Dude - you don't need to tell me the law. I'm a landlord, plus I went to law school (I'm not a practicing attorney).

Almost all of what you're saying is just flat out wrong:

Quote:
For example, if a landlord doesn't comply with the statutory time limit to document and refund a security or damage deposit to a tenant, the tenant is entitled to damages in the amount of three times the amount per the statutes. They only have to complain to the state authorities, they don't have to go to small claims court or sue the landlord, the damage award to the tenant is by LAW. All they have to do is file the complaint and they don't have to go to court to get the judgement awarded by the State authorities.
Totally and absolutely 100% wrong.

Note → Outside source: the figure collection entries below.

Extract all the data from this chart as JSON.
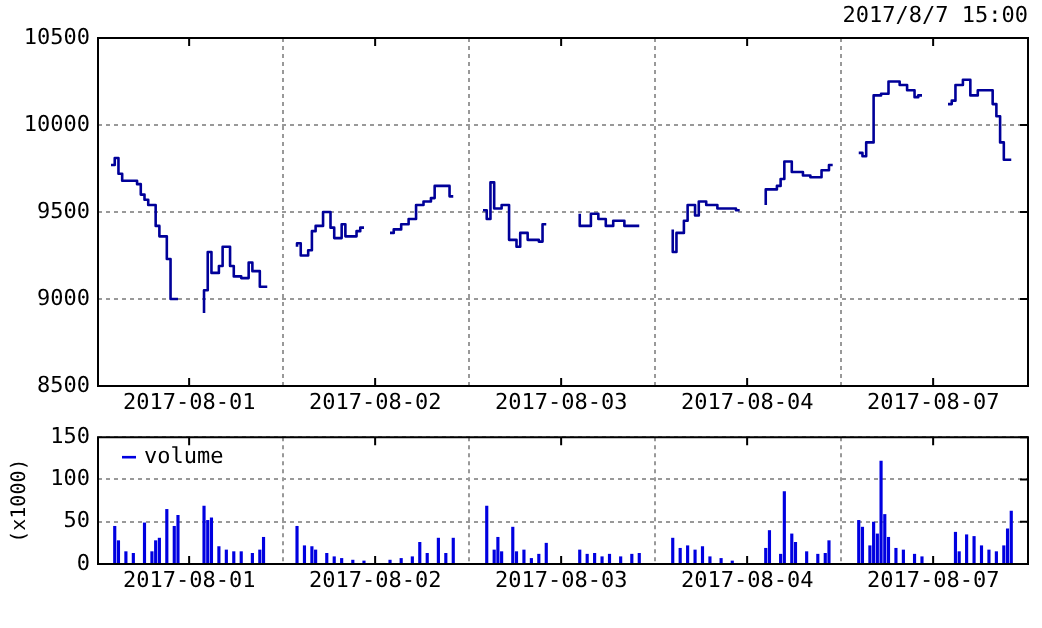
{
  "chart_data": [
    {
      "type": "step",
      "annotations": [
        "2017/8/7 15:00"
      ],
      "ylim": [
        8500,
        10500
      ],
      "yticks": [
        8500,
        9000,
        9500,
        10000,
        10500
      ],
      "grid": true,
      "marker": "none",
      "line_style": "solid",
      "categories": [
        null,
        null,
        null,
        null,
        null,
        null,
        null,
        null,
        null,
        null,
        null,
        null,
        null,
        null,
        null,
        null,
        null,
        null,
        null,
        null,
        null,
        null,
        null,
        null,
        "2017-08-01",
        null,
        null,
        null,
        null,
        null,
        null,
        null,
        null,
        null,
        null,
        null,
        null,
        null,
        null,
        null,
        null,
        null,
        null,
        null,
        null,
        null,
        null,
        null,
        null,
        null,
        null,
        null,
        null,
        null,
        null,
        null,
        null,
        null,
        null,
        null,
        null,
        null,
        null,
        null,
        null,
        null,
        null,
        null,
        null,
        null,
        null,
        null,
        null,
        null,
        "2017-08-02",
        null,
        null,
        null,
        null,
        null,
        null,
        null,
        null,
        null,
        null,
        null,
        null,
        null,
        null,
        null,
        null,
        null,
        null,
        null,
        null,
        null,
        null,
        null,
        null,
        null,
        null,
        null,
        null,
        null,
        null,
        null,
        null,
        null,
        null,
        null,
        null,
        null,
        null,
        null,
        null,
        null,
        null,
        null,
        null,
        null,
        null,
        null,
        null,
        null,
        "2017-08-03",
        null,
        null,
        null,
        null,
        null,
        null,
        null,
        null,
        null,
        null,
        null,
        null,
        null,
        null,
        null,
        null,
        null,
        null,
        null,
        null,
        null,
        null,
        null,
        null,
        null,
        null,
        null,
        null,
        null,
        null,
        null,
        null,
        null,
        null,
        null,
        null,
        null,
        null,
        null,
        null,
        null,
        null,
        null,
        null,
        null,
        null,
        null,
        null,
        null,
        "2017-08-04",
        null,
        null,
        null,
        null,
        null,
        null,
        null,
        null,
        null,
        null,
        null,
        null,
        null,
        null,
        null,
        null,
        null,
        null,
        null,
        null,
        null,
        null,
        null,
        null,
        null,
        null,
        null,
        null,
        null,
        null,
        null,
        null,
        null,
        null,
        null,
        null,
        null,
        null,
        null,
        null,
        null,
        null,
        null,
        null,
        null,
        null,
        null,
        null,
        null,
        "2017-08-07",
        null,
        null,
        null,
        null,
        null,
        null,
        null,
        null,
        null,
        null,
        null,
        null,
        null,
        null,
        null,
        null,
        null,
        null,
        null,
        null,
        null,
        null,
        null,
        null,
        null
      ],
      "series": [
        {
          "color": "#000099",
          "values": [
            null,
            null,
            null,
            9770,
            9770,
            9810,
            9720,
            9680,
            9680,
            9680,
            9680,
            9660,
            9600,
            9570,
            9540,
            9540,
            9420,
            9360,
            9360,
            9230,
            9000,
            9000,
            null,
            null,
            null,
            null,
            null,
            null,
            8920,
            9050,
            9270,
            9150,
            9150,
            9190,
            9300,
            9300,
            9190,
            9130,
            9130,
            9120,
            9120,
            9210,
            9160,
            9160,
            9070,
            9070,
            null,
            null,
            null,
            null,
            null,
            null,
            null,
            9300,
            9320,
            9250,
            9250,
            9280,
            9390,
            9420,
            9420,
            9500,
            9500,
            9410,
            9350,
            9350,
            9430,
            9360,
            9360,
            9360,
            9390,
            9410,
            null,
            null,
            null,
            null,
            null,
            null,
            9380,
            9380,
            9400,
            9400,
            9430,
            9430,
            9460,
            9460,
            9540,
            9540,
            9560,
            9560,
            9580,
            9650,
            9650,
            9650,
            9650,
            9590,
            null,
            null,
            null,
            null,
            null,
            null,
            null,
            9510,
            9510,
            9460,
            9670,
            9520,
            9520,
            9540,
            9540,
            9340,
            9340,
            9300,
            9380,
            9380,
            9340,
            9340,
            9340,
            9330,
            9430,
            null,
            null,
            null,
            null,
            null,
            null,
            null,
            null,
            9490,
            9420,
            9420,
            9420,
            9490,
            9490,
            9460,
            9460,
            9420,
            9420,
            9450,
            9450,
            9450,
            9420,
            9420,
            9420,
            9420,
            null,
            null,
            null,
            null,
            null,
            null,
            null,
            null,
            9400,
            9270,
            9380,
            9380,
            9450,
            9540,
            9540,
            9480,
            9560,
            9560,
            9540,
            9540,
            9540,
            9520,
            9520,
            9520,
            9520,
            9520,
            9510,
            null,
            null,
            null,
            null,
            null,
            null,
            9540,
            9630,
            9630,
            9630,
            9650,
            9690,
            9790,
            9790,
            9730,
            9730,
            9730,
            9710,
            9710,
            9700,
            9700,
            9700,
            9740,
            9740,
            9770,
            null,
            null,
            null,
            null,
            null,
            null,
            9840,
            9840,
            9820,
            9900,
            9900,
            10170,
            10170,
            10180,
            10180,
            10250,
            10250,
            10250,
            10230,
            10230,
            10200,
            10200,
            10160,
            10170,
            null,
            null,
            null,
            null,
            null,
            null,
            10120,
            10120,
            10140,
            10230,
            10230,
            10260,
            10260,
            10170,
            10170,
            10200,
            10200,
            10200,
            10200,
            10120,
            10050,
            9900,
            9800,
            9800,
            null,
            null,
            null,
            null
          ]
        }
      ]
    },
    {
      "type": "bar",
      "ylabel": "(x1000)",
      "legend": "top left",
      "ylim": [
        0,
        150
      ],
      "yticks": [
        0,
        50,
        100,
        150
      ],
      "grid": true,
      "categories": [
        null,
        null,
        null,
        null,
        null,
        null,
        null,
        null,
        null,
        null,
        null,
        null,
        null,
        null,
        null,
        null,
        null,
        null,
        null,
        null,
        null,
        null,
        null,
        null,
        "2017-08-01",
        null,
        null,
        null,
        null,
        null,
        null,
        null,
        null,
        null,
        null,
        null,
        null,
        null,
        null,
        null,
        null,
        null,
        null,
        null,
        null,
        null,
        null,
        null,
        null,
        null,
        null,
        null,
        null,
        null,
        null,
        null,
        null,
        null,
        null,
        null,
        null,
        null,
        null,
        null,
        null,
        null,
        null,
        null,
        null,
        null,
        null,
        null,
        null,
        null,
        "2017-08-02",
        null,
        null,
        null,
        null,
        null,
        null,
        null,
        null,
        null,
        null,
        null,
        null,
        null,
        null,
        null,
        null,
        null,
        null,
        null,
        null,
        null,
        null,
        null,
        null,
        null,
        null,
        null,
        null,
        null,
        null,
        null,
        null,
        null,
        null,
        null,
        null,
        null,
        null,
        null,
        null,
        null,
        null,
        null,
        null,
        null,
        null,
        null,
        null,
        null,
        "2017-08-03",
        null,
        null,
        null,
        null,
        null,
        null,
        null,
        null,
        null,
        null,
        null,
        null,
        null,
        null,
        null,
        null,
        null,
        null,
        null,
        null,
        null,
        null,
        null,
        null,
        null,
        null,
        null,
        null,
        null,
        null,
        null,
        null,
        null,
        null,
        null,
        null,
        null,
        null,
        null,
        null,
        null,
        null,
        null,
        null,
        null,
        null,
        null,
        null,
        null,
        "2017-08-04",
        null,
        null,
        null,
        null,
        null,
        null,
        null,
        null,
        null,
        null,
        null,
        null,
        null,
        null,
        null,
        null,
        null,
        null,
        null,
        null,
        null,
        null,
        null,
        null,
        null,
        null,
        null,
        null,
        null,
        null,
        null,
        null,
        null,
        null,
        null,
        null,
        null,
        null,
        null,
        null,
        null,
        null,
        null,
        null,
        null,
        null,
        null,
        null,
        null,
        "2017-08-07",
        null,
        null,
        null,
        null,
        null,
        null,
        null,
        null,
        null,
        null,
        null,
        null,
        null,
        null,
        null,
        null,
        null,
        null,
        null,
        null,
        null,
        null,
        null,
        null,
        null
      ],
      "series": [
        {
          "name": "volume",
          "color": "#0000e0",
          "values": [
            null,
            null,
            null,
            null,
            45,
            28,
            null,
            15,
            null,
            13,
            null,
            null,
            49,
            null,
            15,
            28,
            31,
            null,
            65,
            null,
            45,
            58,
            null,
            null,
            null,
            null,
            null,
            null,
            69,
            52,
            55,
            null,
            21,
            null,
            17,
            null,
            15,
            null,
            15,
            null,
            null,
            13,
            null,
            17,
            32,
            null,
            null,
            null,
            null,
            null,
            null,
            null,
            null,
            45,
            null,
            22,
            null,
            21,
            17,
            null,
            null,
            13,
            null,
            9,
            null,
            7,
            null,
            null,
            5,
            null,
            null,
            4,
            null,
            null,
            null,
            null,
            null,
            null,
            5,
            null,
            null,
            7,
            null,
            null,
            9,
            null,
            26,
            null,
            13,
            null,
            null,
            31,
            null,
            13,
            null,
            31,
            null,
            null,
            null,
            null,
            null,
            null,
            null,
            null,
            69,
            null,
            17,
            32,
            15,
            null,
            null,
            44,
            15,
            null,
            17,
            null,
            7,
            null,
            12,
            null,
            25,
            null,
            null,
            null,
            null,
            null,
            null,
            null,
            null,
            17,
            null,
            12,
            null,
            13,
            null,
            9,
            null,
            12,
            null,
            null,
            9,
            null,
            null,
            12,
            null,
            13,
            null,
            null,
            null,
            null,
            null,
            null,
            null,
            null,
            31,
            null,
            19,
            null,
            22,
            null,
            17,
            null,
            21,
            null,
            9,
            null,
            null,
            7,
            null,
            null,
            4,
            null,
            null,
            null,
            null,
            null,
            null,
            null,
            null,
            19,
            40,
            null,
            null,
            12,
            86,
            null,
            36,
            26,
            null,
            null,
            15,
            null,
            null,
            12,
            null,
            13,
            28,
            null,
            null,
            null,
            null,
            null,
            null,
            null,
            52,
            44,
            null,
            22,
            50,
            36,
            122,
            59,
            32,
            null,
            19,
            null,
            17,
            null,
            null,
            12,
            null,
            9,
            null,
            null,
            null,
            null,
            null,
            null,
            null,
            null,
            38,
            15,
            null,
            35,
            null,
            33,
            null,
            22,
            null,
            17,
            null,
            15,
            null,
            22,
            42,
            63,
            null,
            null,
            null,
            null
          ]
        }
      ]
    }
  ]
}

The aggrieved tenant would absolutely have to sue in court to collect from the landlord.

Quote:
If you have a legal right to a residence in Colorado and you are denied use or access by "unlawfully removed" process, you have but to call the cops! They will get you back into your residence and if somebody tries to interfere (perhaps your old roommate), the cops or sheriff's deputy will arrest them for the breach of the peace.
Totally wrong. The remedy from unlawful removal is to SUE IN A COURT FOR MONEY DAMAGES (you could try asking for specific performance).

I could point out other falsehoods, but I'll leave it at that.